Never compare your experiences with others’.
Pursue your passion. Always do what you think is best for you, if it doesn’t go as planned, who cares? The thing is, you tried.
Never be terrified of taking a break from the rest of the world.
You cannot please everyone. You will be criticized and judged in everything you do, just accept it and continue to do things that will make you and your loved ones happy.
Let yourself be heard.
Do not let the negativity of the world consume you.
Always trust your instincts.
Learn from your mistakes. There is no point in regretting what is already said and done.
Always take a moment to stop and notice the little things that can make you happy.
Stop thinking too much of the future and live in the ‘now’.
If it makes you happy, do it.
It’s never a bad thing to put yourself first.
It’s never too late to start anew.
When God closes a window, know that he is about to open a gate.
No obstacle is ever too hard when you have faith in Him.
The only constant thing in this world is change and all we have to do is accept all the changes and keep moving forward.
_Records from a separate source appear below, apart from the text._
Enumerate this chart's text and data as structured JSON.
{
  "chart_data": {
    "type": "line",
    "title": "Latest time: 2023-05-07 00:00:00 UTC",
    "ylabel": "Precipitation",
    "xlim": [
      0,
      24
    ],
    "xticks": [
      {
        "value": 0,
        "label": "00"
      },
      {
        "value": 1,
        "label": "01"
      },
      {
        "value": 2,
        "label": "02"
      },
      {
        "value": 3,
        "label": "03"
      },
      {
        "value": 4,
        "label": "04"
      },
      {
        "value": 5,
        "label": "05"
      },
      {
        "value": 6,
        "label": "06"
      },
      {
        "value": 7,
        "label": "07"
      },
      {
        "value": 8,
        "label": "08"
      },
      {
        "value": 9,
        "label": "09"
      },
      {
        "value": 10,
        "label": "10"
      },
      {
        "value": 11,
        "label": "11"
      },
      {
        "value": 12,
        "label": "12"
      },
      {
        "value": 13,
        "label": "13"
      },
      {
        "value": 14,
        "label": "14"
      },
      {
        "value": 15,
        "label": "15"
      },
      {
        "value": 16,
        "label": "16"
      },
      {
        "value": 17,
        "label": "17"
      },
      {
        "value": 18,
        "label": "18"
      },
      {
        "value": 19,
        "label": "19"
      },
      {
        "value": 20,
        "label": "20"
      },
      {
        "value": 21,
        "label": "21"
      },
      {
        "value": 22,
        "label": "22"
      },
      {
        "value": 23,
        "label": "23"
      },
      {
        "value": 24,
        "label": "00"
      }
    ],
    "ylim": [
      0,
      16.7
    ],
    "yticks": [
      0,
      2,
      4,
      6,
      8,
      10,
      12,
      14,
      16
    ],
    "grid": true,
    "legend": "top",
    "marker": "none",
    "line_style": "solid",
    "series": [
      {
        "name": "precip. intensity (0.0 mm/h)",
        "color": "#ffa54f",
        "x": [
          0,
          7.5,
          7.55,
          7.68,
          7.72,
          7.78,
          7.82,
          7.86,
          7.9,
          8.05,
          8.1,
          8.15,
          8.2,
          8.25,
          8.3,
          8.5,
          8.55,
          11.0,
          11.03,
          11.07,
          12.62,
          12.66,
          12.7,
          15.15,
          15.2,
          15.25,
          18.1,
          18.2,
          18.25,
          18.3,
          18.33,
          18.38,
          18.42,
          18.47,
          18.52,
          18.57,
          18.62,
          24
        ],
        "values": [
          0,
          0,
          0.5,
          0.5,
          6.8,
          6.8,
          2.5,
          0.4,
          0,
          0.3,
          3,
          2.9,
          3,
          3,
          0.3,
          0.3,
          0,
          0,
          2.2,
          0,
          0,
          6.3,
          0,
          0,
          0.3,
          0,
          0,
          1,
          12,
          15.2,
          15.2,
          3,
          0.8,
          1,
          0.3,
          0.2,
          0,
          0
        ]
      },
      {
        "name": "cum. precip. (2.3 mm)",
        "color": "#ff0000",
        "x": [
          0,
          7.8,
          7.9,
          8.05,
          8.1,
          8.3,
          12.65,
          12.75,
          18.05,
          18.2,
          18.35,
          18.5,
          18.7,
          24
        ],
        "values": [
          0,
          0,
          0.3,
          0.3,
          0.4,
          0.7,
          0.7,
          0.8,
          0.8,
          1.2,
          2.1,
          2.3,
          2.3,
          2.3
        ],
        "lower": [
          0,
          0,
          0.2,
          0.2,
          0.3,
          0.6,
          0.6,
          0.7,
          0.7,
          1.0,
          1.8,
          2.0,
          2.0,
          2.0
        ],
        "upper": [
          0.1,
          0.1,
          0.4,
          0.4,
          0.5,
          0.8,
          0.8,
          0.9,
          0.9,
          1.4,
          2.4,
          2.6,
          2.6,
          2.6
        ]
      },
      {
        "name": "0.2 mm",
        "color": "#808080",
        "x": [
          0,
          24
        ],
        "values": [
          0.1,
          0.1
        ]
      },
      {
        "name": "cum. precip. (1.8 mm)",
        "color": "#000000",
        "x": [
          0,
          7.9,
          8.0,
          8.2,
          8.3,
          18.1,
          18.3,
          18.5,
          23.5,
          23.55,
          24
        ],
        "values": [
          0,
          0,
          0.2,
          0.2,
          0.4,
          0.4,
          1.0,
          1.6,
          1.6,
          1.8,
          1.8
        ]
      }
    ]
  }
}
We may usually not see it clearer at the moment, but rest assured, it’s all for the best.
There are really no words to describe how blessed and thankful I feel to be surrounded by awesome people. I cannot really pinpoint when and where it started, and how, but somehow, I woke up one day with a big smile on my face and realized that there are so many things to be thankful about. Truly, God always has a better plan for each and every downfall. I woke up one day and despite the stress, I know that I am happy and that this is all worth the wait and the struggle and the hurt. I finally understood, I finally know who and what I am waking up for. I may not have it all figured out yet, but I know that I will, soon.